Ohio has been hit hard by the COVID-19 pandemic but corrections officials in the state say that a single state prison is also one of the most concentrated outbreak sites in the country. NPR reports that the Marion Correctional Institution has confirmed at least 109 confirmed cases among its staff. According to Ohio’s Department of Rehabilitation & Correction, they “are testing everyone—including those who are not showing symptoms,” and as a result they “are getting positive test results on individuals who otherwise would have never been tested because they were asymptomatic.”
Of all the prisons in the Ohio system, Marion Correctional Institution tested and found that 73% of their inmates had COVID-19. That means 1,828 incarcerated people are now in isolation inside of the prison they were already in. This makes the prison the single-largest concentration of known COVID-19 infections in the U.S. On a positive note, no deaths due to the virus have yet been reported at the facility.

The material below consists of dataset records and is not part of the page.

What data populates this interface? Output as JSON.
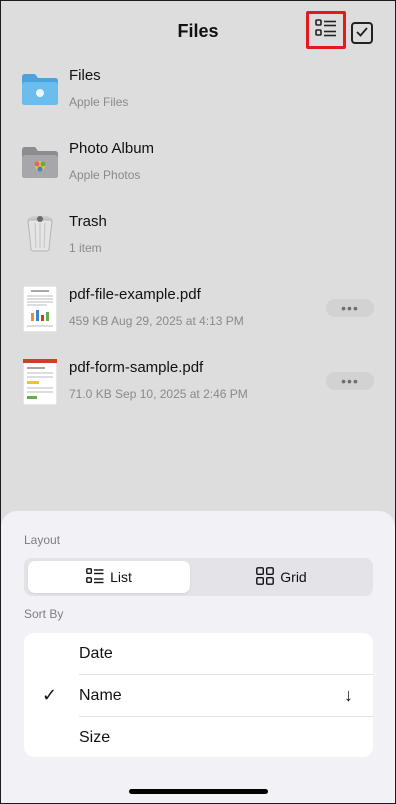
{
  "nav": {
    "title": "Files",
    "list_icon": "list-view-icon",
    "select_icon": "checkmark-square-icon"
  },
  "files": [
    {
      "name": "Files",
      "sub": "Apple Files",
      "icon": "blue-folder-icon"
    },
    {
      "name": "Photo Album",
      "sub": "Apple Photos",
      "icon": "photos-folder-icon"
    },
    {
      "name": "Trash",
      "sub": "1 item",
      "icon": "trash-icon"
    },
    {
      "name": "pdf-file-example.pdf",
      "sub": "459 KB Aug 29, 2025 at 4:13 PM",
      "icon": "pdf-thumbnail-icon",
      "more": "•••"
    },
    {
      "name": "pdf-form-sample.pdf",
      "sub": "71.0 KB Sep 10, 2025 at 2:46 PM",
      "icon": "pdf-thumbnail-icon",
      "more": "•••"
    }
  ],
  "sheet": {
    "layout_label": "Layout",
    "layout_options": [
      {
        "label": "List",
        "icon": "list-icon",
        "active": true
      },
      {
        "label": "Grid",
        "icon": "grid-icon",
        "active": false
      }
    ],
    "sort_label": "Sort By",
    "sort_options": [
      {
        "label": "Date",
        "checked": false
      },
      {
        "label": "Name",
        "checked": true,
        "direction_icon": "arrow-down-icon",
        "direction": "↓"
      },
      {
        "label": "Size",
        "checked": false
      }
    ],
    "check_glyph": "✓"
  },
  "colors": {
    "highlight_border": "#e01b1b",
    "folder_blue": "#5ab1e6",
    "folder_gray": "#9b9ba0"
  }
}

Daily Kos community member joeknapp wrote earlier about how Ohio corrections officials were reporting high asymptomatic rates. But these numbers are intense. According to Ohio’s Department of Rehabilitation & Correction, as of April 19 they have tested around 3,000 inmates and found 2,400 positive cases. And 244 prison staff have also tested positive for the virus. They have confirmed six inmates and one staff member death as a result of COVID-19.

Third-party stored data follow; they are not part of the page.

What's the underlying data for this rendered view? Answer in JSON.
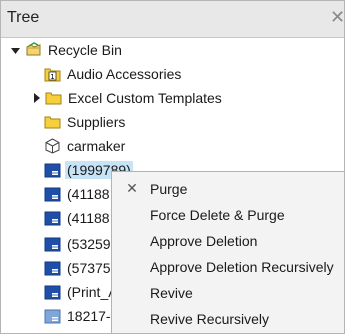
{
  "panel": {
    "title": "Tree",
    "close_icon": "close-icon"
  },
  "tree": {
    "root": {
      "label": "Recycle Bin",
      "icon": "recycle-bin-icon",
      "expanded": true
    },
    "items": [
      {
        "label": "Audio Accessories",
        "icon": "numbered-folder-icon"
      },
      {
        "label": "Excel Custom Templates",
        "icon": "folder-icon",
        "collapsed": true
      },
      {
        "label": "Suppliers",
        "icon": "folder-icon"
      },
      {
        "label": "carmaker",
        "icon": "cube-icon"
      },
      {
        "label": "(1999789)",
        "icon": "database-icon",
        "selected": true
      },
      {
        "label": "(41188",
        "icon": "database-icon"
      },
      {
        "label": "(41188",
        "icon": "database-icon"
      },
      {
        "label": "(53259",
        "icon": "database-icon"
      },
      {
        "label": "(57375",
        "icon": "database-icon"
      },
      {
        "label": "(Print_A",
        "icon": "database-icon"
      },
      {
        "label": "18217-",
        "icon": "database-light-icon"
      }
    ]
  },
  "context_menu": {
    "items": [
      {
        "label": "Purge",
        "icon": "close-x-icon"
      },
      {
        "label": "Force Delete & Purge"
      },
      {
        "label": "Approve Deletion"
      },
      {
        "label": "Approve Deletion Recursively"
      },
      {
        "label": "Revive"
      },
      {
        "label": "Revive Recursively"
      }
    ]
  },
  "colors": {
    "selection": "#c7e3f6",
    "folder": "#f5c518",
    "database": "#1f4fa8",
    "menu_bg": "#f3f3f3"
  }
}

According to NPR, Ohio’s testing process has been more thorough and wide-reaching than any other state. According to Ohio, incarcerated members make up over one fifth of the entire state’s current confirmed COVID-19 cases. The Columbus Dispatch reports that on Monday, along with the news of new spikes in confirmed cases, Gov. Mike DeWine ordered schools across the state closed for the remainder of the school year.
This news comes just a day after the Michigan Department of Corrections reported that 520 of 805 prisoners tested, tested positive for the 2019 novel coronavirus.